HPS is one of the most serious and frequently life-threatening complications of SPTCL. The prognosis of SPTCL is considered to be generally favorable; however, patients whose cases are complicated by HPS have a significantly worse survival rate [12]. HPS is characterized by fever, cytopenia, and pathologic findings of hemophagocytosis in bone marrow. The detailed mechanism of HPS associated with SPTCL remain unclear, but is thought to be related to cytokine and chemokine production by the malignant cells, perhaps in a setting of comprised cytolytic function. Only thrombocytopenia occurred in our patient, but the diagnosis of HPS was confirmed by fever, splenomegaly, abnormal liver function, decreased fibrinogen, elevated ferritin, and phagocytosis in bone marrow.

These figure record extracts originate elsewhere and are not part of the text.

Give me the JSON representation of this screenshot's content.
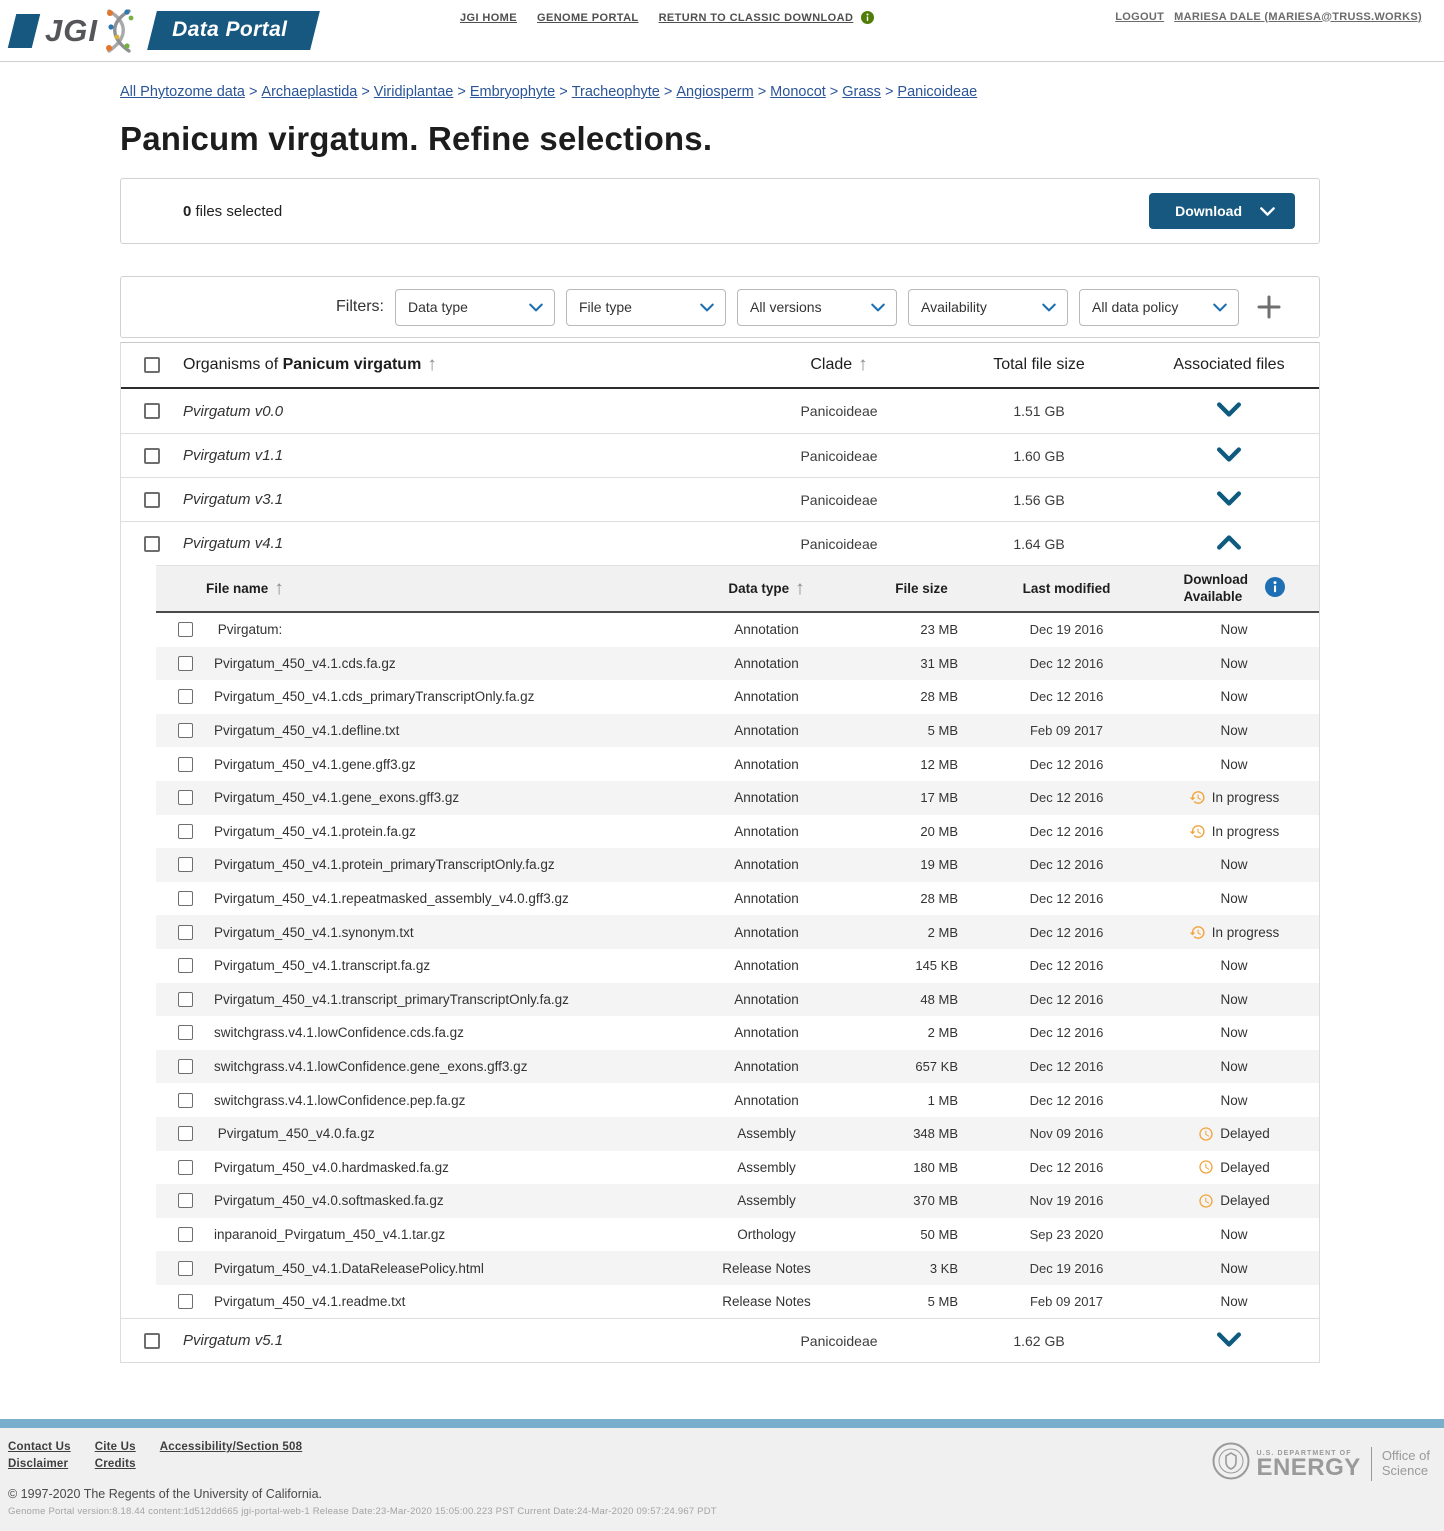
{
  "colors": {
    "brand_blue": "#16587f",
    "filter_chevron_blue": "#1b6fb1",
    "row_chevron_blue": "#0f5b80",
    "link_blue": "#2b5596",
    "status_orange": "#f2a33a",
    "info_blue": "#1e6fb4",
    "info_green": "#507d08",
    "footer_bar_blue": "#79aecd"
  },
  "header": {
    "brand_jgi": "JGI",
    "brand_product": "Data Portal",
    "nav": [
      {
        "label": "JGI HOME",
        "has_info_icon": false
      },
      {
        "label": "GENOME PORTAL",
        "has_info_icon": false
      },
      {
        "label": "RETURN TO CLASSIC DOWNLOAD",
        "has_info_icon": true
      }
    ],
    "logout_label": "LOGOUT",
    "user_label": "MARIESA DALE (MARIESA@TRUSS.WORKS)"
  },
  "breadcrumb": {
    "items": [
      "All Phytozome data",
      "Archaeplastida",
      "Viridiplantae",
      "Embryophyte",
      "Tracheophyte",
      "Angiosperm",
      "Monocot",
      "Grass",
      "Panicoideae"
    ],
    "separator": ">"
  },
  "page_title": "Panicum virgatum. Refine selections.",
  "selection_bar": {
    "count": "0",
    "count_suffix": " files selected",
    "download_label": "Download"
  },
  "filters": {
    "label": "Filters:",
    "dropdowns": [
      "Data type",
      "File type",
      "All versions",
      "Availability",
      "All data policy"
    ]
  },
  "organisms": {
    "header": {
      "title_prefix": "Organisms of ",
      "title_bold": "Panicum virgatum",
      "clade": "Clade",
      "total_file_size": "Total file size",
      "associated_files": "Associated files"
    },
    "rows": [
      {
        "name": "Pvirgatum v0.0",
        "clade": "Panicoideae",
        "size": "1.51 GB",
        "expanded": false
      },
      {
        "name": "Pvirgatum v1.1",
        "clade": "Panicoideae",
        "size": "1.60 GB",
        "expanded": false
      },
      {
        "name": "Pvirgatum v3.1",
        "clade": "Panicoideae",
        "size": "1.56 GB",
        "expanded": false
      },
      {
        "name": "Pvirgatum v4.1",
        "clade": "Panicoideae",
        "size": "1.64 GB",
        "expanded": true
      },
      {
        "name": "Pvirgatum v5.1",
        "clade": "Panicoideae",
        "size": "1.62 GB",
        "expanded": false
      }
    ]
  },
  "file_table": {
    "header": {
      "file_name": "File name",
      "data_type": "Data type",
      "file_size": "File size",
      "last_modified": "Last modified",
      "download_available": "Download Available"
    },
    "rows": [
      {
        "name": " Pvirgatum:",
        "type": "Annotation",
        "size": "23 MB",
        "modified": "Dec 19 2016",
        "status": "Now"
      },
      {
        "name": "Pvirgatum_450_v4.1.cds.fa.gz",
        "type": "Annotation",
        "size": "31 MB",
        "modified": "Dec 12 2016",
        "status": "Now"
      },
      {
        "name": "Pvirgatum_450_v4.1.cds_primaryTranscriptOnly.fa.gz",
        "type": "Annotation",
        "size": "28 MB",
        "modified": "Dec 12 2016",
        "status": "Now"
      },
      {
        "name": "Pvirgatum_450_v4.1.defline.txt",
        "type": "Annotation",
        "size": "5 MB",
        "modified": "Feb 09 2017",
        "status": "Now"
      },
      {
        "name": "Pvirgatum_450_v4.1.gene.gff3.gz",
        "type": "Annotation",
        "size": "12 MB",
        "modified": "Dec 12 2016",
        "status": "Now"
      },
      {
        "name": "Pvirgatum_450_v4.1.gene_exons.gff3.gz",
        "type": "Annotation",
        "size": "17 MB",
        "modified": "Dec 12 2016",
        "status": "In progress"
      },
      {
        "name": "Pvirgatum_450_v4.1.protein.fa.gz",
        "type": "Annotation",
        "size": "20 MB",
        "modified": "Dec 12 2016",
        "status": "In progress"
      },
      {
        "name": "Pvirgatum_450_v4.1.protein_primaryTranscriptOnly.fa.gz",
        "type": "Annotation",
        "size": "19 MB",
        "modified": "Dec 12 2016",
        "status": "Now"
      },
      {
        "name": "Pvirgatum_450_v4.1.repeatmasked_assembly_v4.0.gff3.gz",
        "type": "Annotation",
        "size": "28 MB",
        "modified": "Dec 12 2016",
        "status": "Now"
      },
      {
        "name": "Pvirgatum_450_v4.1.synonym.txt",
        "type": "Annotation",
        "size": "2 MB",
        "modified": "Dec 12 2016",
        "status": "In progress"
      },
      {
        "name": "Pvirgatum_450_v4.1.transcript.fa.gz",
        "type": "Annotation",
        "size": "145 KB",
        "modified": "Dec 12 2016",
        "status": "Now"
      },
      {
        "name": "Pvirgatum_450_v4.1.transcript_primaryTranscriptOnly.fa.gz",
        "type": "Annotation",
        "size": "48 MB",
        "modified": "Dec 12 2016",
        "status": "Now"
      },
      {
        "name": "switchgrass.v4.1.lowConfidence.cds.fa.gz",
        "type": "Annotation",
        "size": "2 MB",
        "modified": "Dec 12 2016",
        "status": "Now"
      },
      {
        "name": "switchgrass.v4.1.lowConfidence.gene_exons.gff3.gz",
        "type": "Annotation",
        "size": "657 KB",
        "modified": "Dec 12 2016",
        "status": "Now"
      },
      {
        "name": "switchgrass.v4.1.lowConfidence.pep.fa.gz",
        "type": "Annotation",
        "size": "1 MB",
        "modified": "Dec 12 2016",
        "status": "Now"
      },
      {
        "name": " Pvirgatum_450_v4.0.fa.gz",
        "type": "Assembly",
        "size": "348 MB",
        "modified": "Nov 09 2016",
        "status": "Delayed"
      },
      {
        "name": "Pvirgatum_450_v4.0.hardmasked.fa.gz",
        "type": "Assembly",
        "size": "180 MB",
        "modified": "Dec 12 2016",
        "status": "Delayed"
      },
      {
        "name": "Pvirgatum_450_v4.0.softmasked.fa.gz",
        "type": "Assembly",
        "size": "370 MB",
        "modified": "Nov 19 2016",
        "status": "Delayed"
      },
      {
        "name": "inparanoid_Pvirgatum_450_v4.1.tar.gz",
        "type": "Orthology",
        "size": "50 MB",
        "modified": "Sep 23 2020",
        "status": "Now"
      },
      {
        "name": "Pvirgatum_450_v4.1.DataReleasePolicy.html",
        "type": "Release Notes",
        "size": "3 KB",
        "modified": "Dec 19 2016",
        "status": "Now"
      },
      {
        "name": "Pvirgatum_450_v4.1.readme.txt",
        "type": "Release Notes",
        "size": "5 MB",
        "modified": "Feb 09 2017",
        "status": "Now"
      }
    ],
    "status_now": "Now",
    "status_in_progress": "In progress",
    "status_delayed": "Delayed"
  },
  "footer": {
    "links": [
      "Contact Us",
      "Cite Us",
      "Accessibility/Section 508",
      "Disclaimer",
      "Credits"
    ],
    "copyright": "© 1997-2020 The Regents of the University of California.",
    "version": "Genome Portal version:8.18.44 content:1d512dd665 jgi-portal-web-1 Release Date:23-Mar-2020 15:05:00.223 PST Current Date:24-Mar-2020 09:57:24.967 PDT",
    "doe_dept": "U.S. DEPARTMENT OF",
    "doe_energy": "ENERGY",
    "doe_office_line1": "Office of",
    "doe_office_line2": "Science"
  }
}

Based on the development of the SPTCL disease, decisions for treatment may be made in different ways. For patients who had a relatively indolent presentation, immunosuppressive agents such as prednisone, cyclophosphamide, or methotrexate are the initial treatment options; while for the patients with aggressive disease, combination chemotherapy regimens are most frequently used [3]. In addition, radiotherapy and stem cell transplantation were reported as options for treatment. CsA plus dexamethasone was administered in our case and induced the improvement of SPTCL. There were significant parallels with the report according to which CsA plus methylprednisolone treatment improved HPS with chemotherapy-resistant SPTCL, and induced complete remission after 3 months [13]. Because the time of first response to CsA was within 2 weeks in most cases, according to the review on CsA for SPTCL (as well as with our case), CsA was suggested as a candidate in the treatment strategy for SPTCL [13].
Conclusions
Some rheumatic or dermatologic diseases, such as nodular panniculitis in our case, may be initially misdiagnosed in the early stage, but were finally diagnosed as SPTCL. To avoid delayed diagnosis and inappropriate treatment of SPTCL, PET and disease-specific pathologic, immunophenotypic, and T cell receptor tests of the skin lesions should performed in addition to a thorough physical examination. Extracutaneous involvement, especially HPS, indicates a worse prognosis. Even so, CsA plus high-dose corticosteroid could be a treatment option.
Acknowledgments
We would like to express our gratitude to professor Qilin Ao, who reviewed the skin biopsy, recommended the immunohistochemical staining, and helped us to arrive to the right diagnosis. We are grateful to professor Jianfeng Zhou and Dr. Jin Wang, who gave us constructive suggestion and examined the bone marrow aspiration.
Footnotes
Conflict of interest
No disclosure statement of any conflict of interest.